The Cedar River approached 22 ft. in the city Tuesday morning, on its way to a crest of 23 ft later in the day, according to National Weather Service predictions. The water was causing major flooding already, with a growing list of streets and highways being shut down
The city laid some 250,000 sandbags in preparation of Tuesday's crest, constructing 10 miles of temporary levees around low-lying areas of the city.
"Residents are reminded that 16 feet is considered major flooding, and the river is predicted to crest at 23 feet," city officials warned. "Temporary flood control measures have been constructed over the last 2-3 days in an effort to contain rising water, but are no guarantee of safety."
"We have seen the system working," mayor Ron Corbett told KCRG, a local ABC affiliate. "We built this [barrier] to 26 feet... so it isn't an issue of the water going over the temporary system. It's really more of pressure over a 48-hour period that we're worried about a breach or a compromise in the system."

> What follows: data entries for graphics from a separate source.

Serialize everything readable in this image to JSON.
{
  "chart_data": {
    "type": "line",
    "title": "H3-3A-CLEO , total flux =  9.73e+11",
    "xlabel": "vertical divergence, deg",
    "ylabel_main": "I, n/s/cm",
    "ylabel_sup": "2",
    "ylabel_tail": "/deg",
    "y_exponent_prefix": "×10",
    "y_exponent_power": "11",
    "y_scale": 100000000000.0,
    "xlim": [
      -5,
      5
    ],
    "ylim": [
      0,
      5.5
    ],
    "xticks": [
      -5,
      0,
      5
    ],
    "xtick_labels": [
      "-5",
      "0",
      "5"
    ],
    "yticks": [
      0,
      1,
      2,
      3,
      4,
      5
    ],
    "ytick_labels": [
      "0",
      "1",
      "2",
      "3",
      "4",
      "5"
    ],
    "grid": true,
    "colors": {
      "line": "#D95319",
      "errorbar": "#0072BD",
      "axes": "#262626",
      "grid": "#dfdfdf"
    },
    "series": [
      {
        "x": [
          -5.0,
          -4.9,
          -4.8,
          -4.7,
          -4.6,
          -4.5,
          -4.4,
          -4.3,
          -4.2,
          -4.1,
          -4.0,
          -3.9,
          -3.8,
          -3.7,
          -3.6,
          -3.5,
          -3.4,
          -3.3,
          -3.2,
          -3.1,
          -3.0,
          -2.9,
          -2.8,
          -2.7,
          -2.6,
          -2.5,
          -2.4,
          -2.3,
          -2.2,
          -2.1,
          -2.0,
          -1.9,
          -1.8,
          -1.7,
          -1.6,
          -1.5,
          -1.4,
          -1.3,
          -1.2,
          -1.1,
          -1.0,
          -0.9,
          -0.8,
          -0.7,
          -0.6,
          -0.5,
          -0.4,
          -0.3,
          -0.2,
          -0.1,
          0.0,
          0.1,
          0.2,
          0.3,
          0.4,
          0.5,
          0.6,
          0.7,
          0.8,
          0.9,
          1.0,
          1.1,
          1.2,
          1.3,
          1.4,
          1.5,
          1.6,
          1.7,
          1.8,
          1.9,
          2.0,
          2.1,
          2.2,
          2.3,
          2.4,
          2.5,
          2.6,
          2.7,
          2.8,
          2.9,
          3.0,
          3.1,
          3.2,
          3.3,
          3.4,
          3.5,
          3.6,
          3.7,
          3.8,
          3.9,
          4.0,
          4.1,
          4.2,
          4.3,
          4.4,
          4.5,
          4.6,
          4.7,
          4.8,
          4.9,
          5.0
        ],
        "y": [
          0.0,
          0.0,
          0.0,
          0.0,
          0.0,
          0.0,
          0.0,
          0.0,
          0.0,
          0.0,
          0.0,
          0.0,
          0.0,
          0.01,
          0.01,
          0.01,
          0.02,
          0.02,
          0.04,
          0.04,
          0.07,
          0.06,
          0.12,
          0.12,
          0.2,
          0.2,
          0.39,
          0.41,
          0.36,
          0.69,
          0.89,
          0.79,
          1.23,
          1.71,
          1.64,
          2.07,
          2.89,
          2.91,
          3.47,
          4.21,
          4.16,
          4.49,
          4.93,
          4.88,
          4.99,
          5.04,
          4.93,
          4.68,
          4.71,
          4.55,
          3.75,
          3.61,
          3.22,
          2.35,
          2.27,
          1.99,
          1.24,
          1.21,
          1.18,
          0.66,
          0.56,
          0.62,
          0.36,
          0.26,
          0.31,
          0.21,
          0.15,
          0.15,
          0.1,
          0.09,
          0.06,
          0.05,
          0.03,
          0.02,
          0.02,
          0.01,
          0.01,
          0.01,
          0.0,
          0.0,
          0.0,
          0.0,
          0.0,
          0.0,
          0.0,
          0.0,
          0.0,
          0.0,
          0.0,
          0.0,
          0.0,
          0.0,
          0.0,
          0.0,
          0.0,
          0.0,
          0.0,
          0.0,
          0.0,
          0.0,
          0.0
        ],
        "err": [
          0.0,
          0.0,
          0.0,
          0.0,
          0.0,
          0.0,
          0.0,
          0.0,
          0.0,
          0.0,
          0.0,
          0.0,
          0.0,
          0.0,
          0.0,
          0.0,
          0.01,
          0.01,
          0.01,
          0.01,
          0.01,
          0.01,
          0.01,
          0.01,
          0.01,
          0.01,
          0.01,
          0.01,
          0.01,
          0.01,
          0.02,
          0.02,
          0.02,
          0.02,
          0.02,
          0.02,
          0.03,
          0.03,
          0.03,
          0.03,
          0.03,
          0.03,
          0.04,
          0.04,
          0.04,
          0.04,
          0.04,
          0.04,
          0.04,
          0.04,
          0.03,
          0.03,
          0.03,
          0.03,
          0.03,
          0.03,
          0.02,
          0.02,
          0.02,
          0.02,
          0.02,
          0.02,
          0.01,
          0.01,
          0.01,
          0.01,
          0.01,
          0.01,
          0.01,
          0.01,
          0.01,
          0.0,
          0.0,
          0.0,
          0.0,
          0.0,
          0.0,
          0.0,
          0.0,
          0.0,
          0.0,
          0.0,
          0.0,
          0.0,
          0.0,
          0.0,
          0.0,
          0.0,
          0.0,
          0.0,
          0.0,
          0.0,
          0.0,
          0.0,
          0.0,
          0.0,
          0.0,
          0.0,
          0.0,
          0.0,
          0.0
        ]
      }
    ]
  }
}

Even as the mayor praised the city's preparations, he warned about the lingering danger of the floodwaters.
About 1,400 homes and 400 business could be inundated if the temporary flood wall fails, the Des Moines Register reported. A breach in the barrier could send a dangerous surge of water streaming into the city.
"The crest is the peak but the river is going to fall slower than it has risen," Corbett said. "So really we have this critical period now. If we can get through this, if the system works, we will have saved Cedar Rapids from the second largest disaster in our community's history."
Members of Iowa's National Guard arrived in the city on Monday to assist in the flood preparations, KCRG reported. Guardsmen helped police patrol evacuated areas, and enforce an 8 p.m. curfew.
Col. Greg Hapgood of the Iowa National Guard told KCRG the hard lessons from 2008's disaster helped bring about a higher level of preparedness.
"2016 is a totally different year," he said. "The water is not nearly as high. The city of Cedar Rapids has done an amazing job preparing for it. They are so far ahead of this particular flood than 2008, when they were trying to play catch up."